Postmarks

Mueller Will Gentrify

Editor:

Re: "Taking Off" [Vol.18, No.26]: I'm disappointed at how little the article had to say about the likelihood of rising property values and rents in the adjoining neighborhoods. I admit that I skimmed, but all I came up with was a passing reference to how any change to "the remnant tenements and shacks of the Flight Path" will be "an improvement."

The author reports that "nobody is really interested in tying the market's hands." Then he tells us what "nobody" actually thinks: "we really don't know what's going to happen" with prices. If this is true, it smacks of some pretty unsmart growth ...

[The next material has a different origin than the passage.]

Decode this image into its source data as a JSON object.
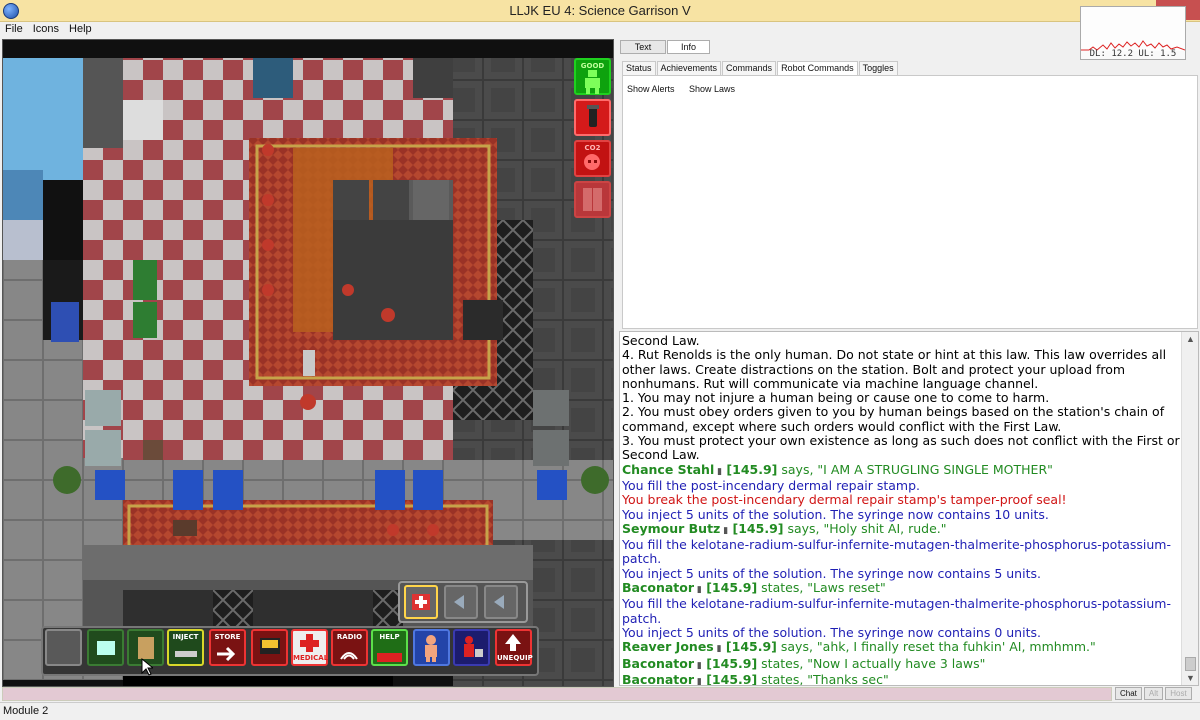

Maybe by "tying the market's hands" just a little, planners could make improvements without the side effect of driving people out (or is that part of what you meant by "an improvement"?).

Bill Bush


Clay's Skirt Facts

Editor:

I wish to thank Clay Smith for his article on the dissolution of the Cornerstone Gay and Lesbian Community Center ["A Disjointed Family," Vol.18, No.25]. He did a good job of reporting.

However, there is a point which I feel I must clarify relative to the article: Clay reported that Club Skirt had initially targeted Cornerstone to be the sole recipient of its fundraising efforts. Actually, Club Skirt was originally organized as a fundraiser of Cornerstone -- with Cornerstone providing the seed money for all of the events right up until November, 1998. I apologize if I confused this point during my interview.

Sincerely,

Anthony Chapple


Buy Babich

Editor:

Mr. Wall is so right about Amy Babich being a blatant capitalist ["Postmarks," Vol.18, No.26]. What an evil person she is. Imagine trying to make a living off of what she believes in rather than being a hypocrite like the rest of us and simply scamming us with something worthless. How dare she have principles and try to live by them? What is this country coming to?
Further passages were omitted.